연구보고서
- 저자
- 이승수 박사
- 작성일
- 2017.07.04
- 조회
- 224
- 요약
- 목차
In recent years, we are suffering from abnormal weather conditions due to global climate change. The abnormal weather conditions intensify extreme rainfall events, so that urban flooding and inundation caused by extreme rainfall events are occurring frequently. Once urban flooding and inundation take place, the damages are very huge and severe because there is a concentration of properties and populations in urbanized areas. Therefore, the development of countermeasures for flood defence is urgent. These potential countermeasures can be divided into two types: (1) structured, and (2) non-structured.
Structured countermeasures is defined as construction of hydraulic structures such as levee reinforcement, increase in sewerage capacities, installation of detention ponds, and flood control dams. Non-structured countermeasures involve the optimization of a dam operation system, preparing of a flood hazard map, and the development of a flood warning system and evacuation map. Structured countermeasures, although very clear in its impacts, require large amounts of funding and time to build. On the contrary, the impacts of non-structured countermeasures are difficult to quantify, but can minimize the damages caused by flooding and inundation with a low budget if we are able to predict damages with an acceptable level of accuracy.

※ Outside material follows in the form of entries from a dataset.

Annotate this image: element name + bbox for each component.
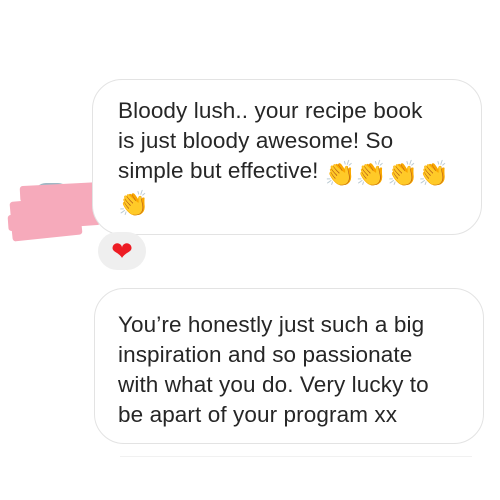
clapping-hands-icon: 👏 [324, 160, 356, 188]
clapping-hands-icon: 👏 [355, 160, 388, 188]
reaction-badge[interactable]: ❤ [98, 232, 146, 270]
message-text-line: Bloody lush.. your recipe book [118, 98, 423, 123]
divider [120, 456, 472, 457]
heart-icon: ❤ [111, 236, 133, 266]
clapping-hands-icon: 👏 [418, 160, 450, 188]
message-text-line: You’re honestly just such a big [118, 312, 425, 337]
message-text-line: simple but effective! [118, 158, 319, 183]
chat-thread: Bloody lush.. your recipe book is just b… [0, 0, 500, 500]
emoji-row: 👏👏👏👏 [325, 160, 450, 190]
clapping-hands-icon: 👏 [118, 190, 150, 218]
redacted-avatar [6, 180, 106, 242]
message-text-line: is just bloody awesome! So [118, 128, 394, 153]
message-text-line: be apart of your program xx [118, 402, 398, 427]
message-bubble[interactable]: Bloody lush.. your recipe book is just b… [92, 79, 482, 235]
message-text-line: with what you do. Very lucky to [118, 372, 429, 397]
message-text-line: inspiration and so passionate [118, 342, 413, 367]
message-bubble[interactable]: You’re honestly just such a big inspirat… [94, 288, 484, 444]
clapping-hands-icon: 👏 [387, 160, 419, 188]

This study develops a real-time urban inundation prediction system utilizing predicted precipitation data based on remote sensing technology. In order to select an appropriate numerical technique to simulate 2 dimensional (2D) surface flow, numerical methods are investigated. The cartesian coordination system model, general curvature coordinate model polygon grid model, and grid mesh refinement model are selected and investigated to be appropriate models for the study. In addition, the 1 dimensional (1D) sewerage system analysis model which was introduced by Lee et al. (2015) is used to simulate inlet and overflow phenomena by interacting with surface flow. The cartesian coordination system model and grid mesh refinement model are selected and combined with the 1D sewerage analysis model. Also parallel computing method, OpenMP, is applied to reduce the calculation time. The selected models were testede against the 25 August 2014 extreme rainfall event, which caused severe inundation damages in the Busan area in Korea. The Oncheoncheon basin is selected as the study basin and the observed radar data are assumed to be the predicted rainfall data. A 10m×10m resolution grid is used for the cartesian coordination model and a 10m×10m resolution grid mixed with a 5m×5m resolution grid is used for the mesh refinement model. A 5m×5m grid was used to depict road network in urban areas. The total grid number of the cartesian coordination model is 556,009, and is 899,575 for the mesh refinement model.
The High Performance Computer (HPC), located at the APEC Climate Center (APCC) in Busan, is used to conduct numerical simulations. Intel Xeon X5690 CPU is equipped, and the clock count is 3.46GHz, and the 12 cores are equipped into 1 node. Calculation speed was estimated by increasing the number of cores and finally, 12 cores was determined to be the best number to optimize the calculation speed.
Approximately 14 minutes of calculation are required to simulate a 3 hour prediction using the cartesian coordination model, and meaning that the model is able to secure a 166 minute lead time. Also, it takes 36 minutes of calculation to complete a 3 hour prediction using the mesh refinement model, meaning that the model is able to secure a 144 minute lead time.
When validating the models using observed data, each simulation result shows acceptable maximum inundation depth with propagation phenomena. In addition, the mesh refinement model shows more reasonable inlet effect into storm drain in mountainous areas, and an overflow effect onto surfaces in urbanized areas due to the mesh refinement models ability to depict the distribution of storm drain on the road. On the other hand, the cartesian coordination model is able to secure a longer lead time than the mesh refinement model.
Through this research, 1D-2D coupled urban inundation models are developed for real time inundation forecasting using remote sensing techniques. Both models show acceptable calculation speed with accuracy. Therefore, it is expected that both models can be used for the real time urban inundation forecasting, which has the potential to minimize damages.